I define consistency as performing an activity on a regular basis. Otherwise we perform activities irregularly, maybe once a month at random intervals, or give up altogether after a week or two.
A regular basis can be daily or weekly, depending on what we're doing. It can also be cyclical. In fact, consistency need not be every day for the rest of our lives, nor should it be. The body and mind need rest to perform at their best. We naturally perform activities in cycles and, in the long run, we thrive as much from built-in downtime—weekends, vacations, and holidays—as we do from our work.
But body and mind need something to rest from. In the end success comes from the amount of work we put into any given activity (the rest helps us work more diligently in the future). Work, in this case, does not necessarily mean “effort.” The term Wu Wei best describes the trust given to consistency.
Wu Wei is “effortless action.” It is trusting the process. Trusting that consistency can make us successful, and leaning on our intuition and natural talents. It is simply letting nature run its course, the brain learn, and the body improve.
This is precisely what I've done as a writer, and what many other writers have done without realizing it. We improve through a form of play, spinning stories, each story better than the last as we pick up little improvements here and there.
It is an effortless process in that it needs not be forced, or for us to exert unnecessary force to make it work. We do not have to wind ourselves up and put pressure on ourselves to do something that, if left alone, the mind and body will do on their own. It is much like opening a stuck jar lid. Relaxing the hand, taking a deep breath and exhaling while turning the lid slowly, calmly, will open what brute force could not accomplish.
The process of improvement does itself. Like the egg cooks itself naturally in the heat of the pan, the human brain naturally, as a matter of course, turns play into progress.

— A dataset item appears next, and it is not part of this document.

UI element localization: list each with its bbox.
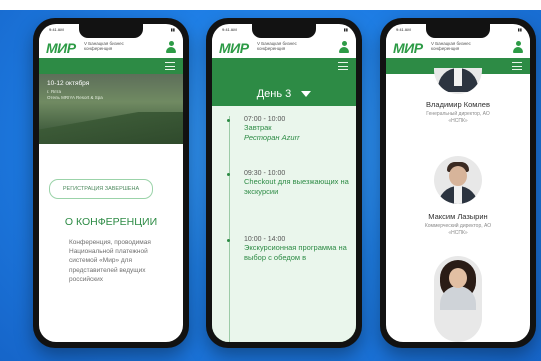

This process of “work as play” applies itself to anything and everything we human beings can imagine to do. If we have any natural talent at all for something, playing at it will gradually and certainly train the mind to function better at it. And consistent play means consistent improvement, even if the consistency and improvement are cyclical, with natural ebbs and flows in productivity.

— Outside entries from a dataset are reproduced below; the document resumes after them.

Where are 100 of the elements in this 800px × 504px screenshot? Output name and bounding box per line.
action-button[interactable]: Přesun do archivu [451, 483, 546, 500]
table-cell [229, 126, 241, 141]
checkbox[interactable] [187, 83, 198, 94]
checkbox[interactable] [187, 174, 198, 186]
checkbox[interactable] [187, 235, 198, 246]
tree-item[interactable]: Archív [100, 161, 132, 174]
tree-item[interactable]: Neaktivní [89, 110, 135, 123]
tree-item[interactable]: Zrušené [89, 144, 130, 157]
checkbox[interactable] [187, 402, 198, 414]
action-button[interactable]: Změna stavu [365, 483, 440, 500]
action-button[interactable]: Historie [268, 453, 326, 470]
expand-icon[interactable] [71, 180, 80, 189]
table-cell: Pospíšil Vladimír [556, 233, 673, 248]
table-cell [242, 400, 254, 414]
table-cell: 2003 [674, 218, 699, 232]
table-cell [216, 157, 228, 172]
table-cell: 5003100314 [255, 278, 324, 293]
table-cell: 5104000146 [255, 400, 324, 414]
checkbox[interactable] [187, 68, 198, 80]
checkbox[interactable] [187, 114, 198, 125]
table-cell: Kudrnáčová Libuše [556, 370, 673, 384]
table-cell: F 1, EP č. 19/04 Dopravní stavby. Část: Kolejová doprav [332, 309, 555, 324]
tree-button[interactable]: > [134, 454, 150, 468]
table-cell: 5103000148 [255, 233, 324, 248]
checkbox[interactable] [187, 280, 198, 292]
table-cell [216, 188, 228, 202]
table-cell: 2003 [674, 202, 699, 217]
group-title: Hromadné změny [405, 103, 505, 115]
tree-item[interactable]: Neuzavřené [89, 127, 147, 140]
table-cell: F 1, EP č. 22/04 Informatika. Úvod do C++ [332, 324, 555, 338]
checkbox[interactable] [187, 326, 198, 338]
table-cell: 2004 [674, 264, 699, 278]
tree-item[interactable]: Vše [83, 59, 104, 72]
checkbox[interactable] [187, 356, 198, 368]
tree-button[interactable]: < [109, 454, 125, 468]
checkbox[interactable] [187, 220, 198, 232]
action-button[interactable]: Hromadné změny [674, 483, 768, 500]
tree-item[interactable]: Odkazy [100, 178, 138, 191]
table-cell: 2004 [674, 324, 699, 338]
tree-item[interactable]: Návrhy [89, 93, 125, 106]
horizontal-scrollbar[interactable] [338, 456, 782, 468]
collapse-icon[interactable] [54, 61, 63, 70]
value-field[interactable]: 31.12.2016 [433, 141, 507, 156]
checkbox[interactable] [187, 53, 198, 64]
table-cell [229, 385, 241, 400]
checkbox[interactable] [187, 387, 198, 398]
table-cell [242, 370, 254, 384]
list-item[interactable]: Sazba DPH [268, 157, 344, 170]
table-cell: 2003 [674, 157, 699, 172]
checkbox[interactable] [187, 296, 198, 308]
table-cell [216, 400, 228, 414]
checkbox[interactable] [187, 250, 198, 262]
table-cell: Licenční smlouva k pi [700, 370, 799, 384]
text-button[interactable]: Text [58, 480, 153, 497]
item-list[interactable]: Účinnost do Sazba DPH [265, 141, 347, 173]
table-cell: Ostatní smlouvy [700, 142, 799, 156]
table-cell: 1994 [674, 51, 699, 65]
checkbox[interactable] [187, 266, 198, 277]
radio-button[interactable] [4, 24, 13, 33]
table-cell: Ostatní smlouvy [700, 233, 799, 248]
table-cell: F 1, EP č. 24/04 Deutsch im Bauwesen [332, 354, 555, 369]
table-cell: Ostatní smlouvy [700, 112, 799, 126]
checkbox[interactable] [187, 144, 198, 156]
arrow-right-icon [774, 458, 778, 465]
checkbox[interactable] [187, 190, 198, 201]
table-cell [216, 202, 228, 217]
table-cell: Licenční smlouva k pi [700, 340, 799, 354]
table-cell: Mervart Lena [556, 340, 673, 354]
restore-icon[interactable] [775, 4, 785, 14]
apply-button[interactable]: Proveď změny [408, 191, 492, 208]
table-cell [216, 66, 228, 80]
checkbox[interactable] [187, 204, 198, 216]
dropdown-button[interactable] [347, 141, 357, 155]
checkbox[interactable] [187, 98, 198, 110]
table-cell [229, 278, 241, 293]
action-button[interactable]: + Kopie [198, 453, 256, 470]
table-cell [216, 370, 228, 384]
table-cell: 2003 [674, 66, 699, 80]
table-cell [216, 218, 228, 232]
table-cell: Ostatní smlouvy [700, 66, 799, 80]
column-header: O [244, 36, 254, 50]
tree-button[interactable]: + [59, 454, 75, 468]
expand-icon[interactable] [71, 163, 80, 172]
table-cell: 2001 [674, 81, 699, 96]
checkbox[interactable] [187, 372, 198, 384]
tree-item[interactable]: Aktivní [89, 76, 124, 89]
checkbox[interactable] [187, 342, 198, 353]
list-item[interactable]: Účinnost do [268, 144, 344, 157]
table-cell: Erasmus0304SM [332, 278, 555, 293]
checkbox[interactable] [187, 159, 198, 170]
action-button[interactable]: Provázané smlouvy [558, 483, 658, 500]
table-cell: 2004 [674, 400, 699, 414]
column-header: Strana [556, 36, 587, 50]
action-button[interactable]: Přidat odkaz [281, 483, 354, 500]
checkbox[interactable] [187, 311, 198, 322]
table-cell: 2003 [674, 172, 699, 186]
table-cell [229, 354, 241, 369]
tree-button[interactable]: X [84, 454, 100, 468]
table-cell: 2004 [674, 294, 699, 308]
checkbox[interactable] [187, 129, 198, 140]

Many of us go about improving ourselves by making the activity more difficult. We add pressure to the process as if we hope to create diamonds, while in reality all the pressure we ever needed exists already. Anymore than that will crush our “diamonds” into dust.
The greatest challenge to consistency and overall success is our swiftness to sell ourselves short. We expect quick results, and when they do not immediately appear, we give up and say “I'm not cut out for this.” But if it's something we truly enjoy, we must ask ourselves “how much would a year, or two years—or ten years—of my consistent daily or weekly practice improve my skill?”

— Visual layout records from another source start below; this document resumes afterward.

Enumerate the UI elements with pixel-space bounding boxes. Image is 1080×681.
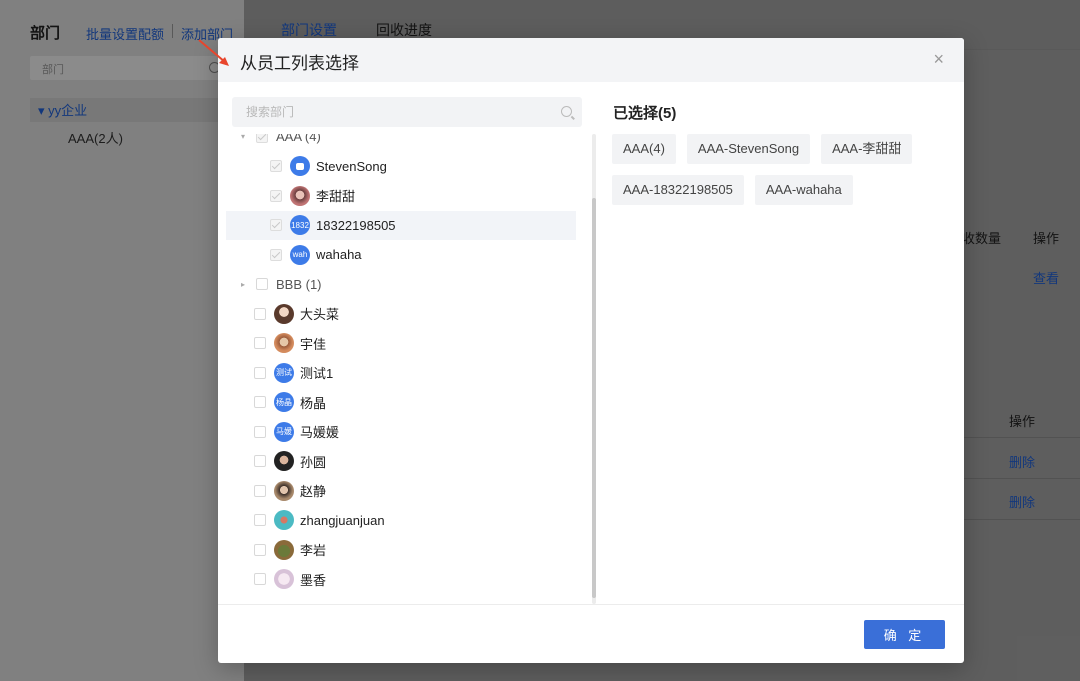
scrollbar-thumb[interactable]: [592, 198, 596, 598]
avatar: 杨晶: [274, 392, 294, 412]
close-icon[interactable]: ×: [933, 49, 944, 69]
group-label: BBB (1): [276, 276, 322, 292]
selected-pane: 已选择(5) AAA(4) AAA-StevenSong AAA-李甜甜 AAA-18…: [598, 82, 964, 604]
caret-right-icon[interactable]: ▸: [238, 280, 248, 289]
tree-indent: ▾: [226, 134, 256, 141]
checkbox[interactable]: [254, 396, 266, 408]
avatar: 测试: [274, 362, 294, 383]
checkbox[interactable]: [270, 160, 282, 172]
tree-user-row[interactable]: 1832 18322198505: [226, 210, 576, 240]
avatar: 马媛: [274, 421, 294, 442]
checkbox[interactable]: [270, 219, 282, 231]
avatar: [290, 185, 310, 206]
user-name: 李岩: [300, 543, 327, 558]
tree-indent: ▸: [226, 280, 256, 289]
avatar: 1832: [290, 215, 310, 235]
avatar: [274, 480, 294, 501]
employee-tree-pane: ▾ AAA (4) StevenSong 李甜甜 1832 18322198505 wahw…: [218, 82, 598, 604]
user-name: StevenSong: [316, 158, 387, 174]
avatar: [274, 510, 294, 530]
tree-user-row[interactable]: 墨香: [226, 565, 576, 594]
modal-header: 从员工列表选择 ×: [218, 38, 964, 82]
search-icon[interactable]: [561, 106, 572, 117]
selected-tag[interactable]: AAA-StevenSong: [686, 134, 811, 164]
user-name: zhangjuanjuan: [300, 512, 385, 528]
user-name: 杨晶: [300, 395, 327, 411]
avatar: [274, 451, 294, 471]
group-label: AAA (4): [276, 134, 321, 144]
caret-down-icon[interactable]: ▾: [238, 134, 248, 141]
selected-tag[interactable]: AAA-李甜甜: [821, 134, 913, 164]
checkbox[interactable]: [256, 278, 268, 290]
tree-user-row[interactable]: 测试 测试1: [226, 358, 576, 387]
tree-user-row[interactable]: StevenSong: [226, 152, 576, 181]
avatar: [274, 569, 294, 589]
user-name: 18322198505: [316, 217, 396, 233]
checkbox[interactable]: [254, 425, 266, 438]
dept-search-input[interactable]: [232, 97, 532, 127]
checkbox[interactable]: [254, 455, 266, 467]
tree-user-row[interactable]: wah wahaha: [226, 240, 576, 269]
selected-tag[interactable]: AAA-wahaha: [754, 175, 853, 205]
employee-tree: ▾ AAA (4) StevenSong 李甜甜 1832 18322198505 wah w…: [218, 134, 594, 604]
user-name: 测试1: [300, 366, 334, 381]
avatar: [274, 303, 294, 324]
tree-user-row[interactable]: 李甜甜: [226, 181, 576, 210]
user-name: 墨香: [300, 572, 327, 588]
user-name: 孙圆: [300, 454, 327, 470]
tree-user-row[interactable]: 杨晶 杨晶: [226, 388, 576, 417]
avatar: [274, 333, 294, 353]
user-name: 大头菜: [300, 307, 340, 322]
selected-count-title: 已选择(5): [613, 105, 677, 122]
avatar: wah: [290, 244, 310, 265]
checkbox[interactable]: [270, 189, 282, 202]
checkbox[interactable]: [254, 337, 266, 349]
selected-tag[interactable]: AAA-18322198505: [612, 175, 744, 205]
checkbox[interactable]: [270, 248, 282, 261]
modal-footer: 确 定: [218, 604, 964, 663]
tree-user-row[interactable]: 孙圆: [226, 447, 576, 476]
checkbox[interactable]: [254, 484, 266, 497]
tree-user-row[interactable]: 李岩: [226, 535, 576, 564]
user-name: wahaha: [316, 247, 362, 262]
selected-tags: AAA(4) AAA-StevenSong AAA-李甜甜 AAA-183221985…: [612, 134, 952, 205]
tree-user-row[interactable]: 赵静: [226, 476, 576, 505]
checkbox[interactable]: [254, 514, 266, 526]
avatar: [274, 539, 294, 560]
user-name: 李甜甜: [316, 189, 356, 204]
checkbox[interactable]: [254, 573, 266, 585]
tree-group-row[interactable]: ▸ BBB (1): [226, 270, 576, 299]
checkbox[interactable]: [254, 543, 266, 556]
confirm-button[interactable]: 确 定: [864, 620, 945, 649]
tree-group-row[interactable]: ▾ AAA (4): [226, 134, 576, 151]
tree-user-row[interactable]: 大头菜: [226, 299, 576, 328]
modal-title: 从员工列表选择: [240, 54, 359, 73]
annotation-arrow-icon: [198, 39, 229, 66]
checkbox[interactable]: [254, 307, 266, 320]
user-name: 宇佳: [300, 336, 327, 352]
tree-user-row[interactable]: 马媛 马媛媛: [226, 417, 576, 446]
checkbox[interactable]: [254, 366, 266, 379]
tree-user-row[interactable]: zhangjuanjuan: [226, 506, 576, 535]
user-name: 赵静: [300, 484, 327, 499]
avatar: [290, 156, 310, 176]
checkbox[interactable]: [256, 134, 268, 143]
dept-search-box: [232, 97, 582, 127]
tree-user-row[interactable]: 宇佳: [226, 329, 576, 358]
selected-tag[interactable]: AAA(4): [612, 134, 676, 164]
employee-picker-modal: 从员工列表选择 × ▾ AAA (4) StevenSong 李甜甜 1832 18322…: [218, 38, 964, 663]
tree-scrollbar[interactable]: [592, 134, 596, 604]
user-name: 马媛媛: [300, 425, 340, 440]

Providing built-in cyclical breaks, periods of inactivity to allow the brain and body to recharge, reinvigorates the process of learning and growing.
Success comes because of this process, and despite our other “forced” efforts. Success is different for each person. For one their dream may be to win a championship or to earn a million dollars, and to another it is only to be healthy or to supplement an income—or to simply say “I am good at this.”
And the process works whether it's applied to a small or large scale. Even hobbyists, like professionals, have moments of exhaustion or boredom in which they feel that quitting would be easier than going on. This is the final advantage of consistency. Those willing and able to push on through these periods of time, knowing that their heavy feelings will pass and that they will once again enjoy the practice or the outcome of what they're doing, will find that in their continuity they have put all the pieces together.
Nothing is finished if it is quit. What every successful person has in common is their consistency, day in and day out, often for years of their lives, but never giving up.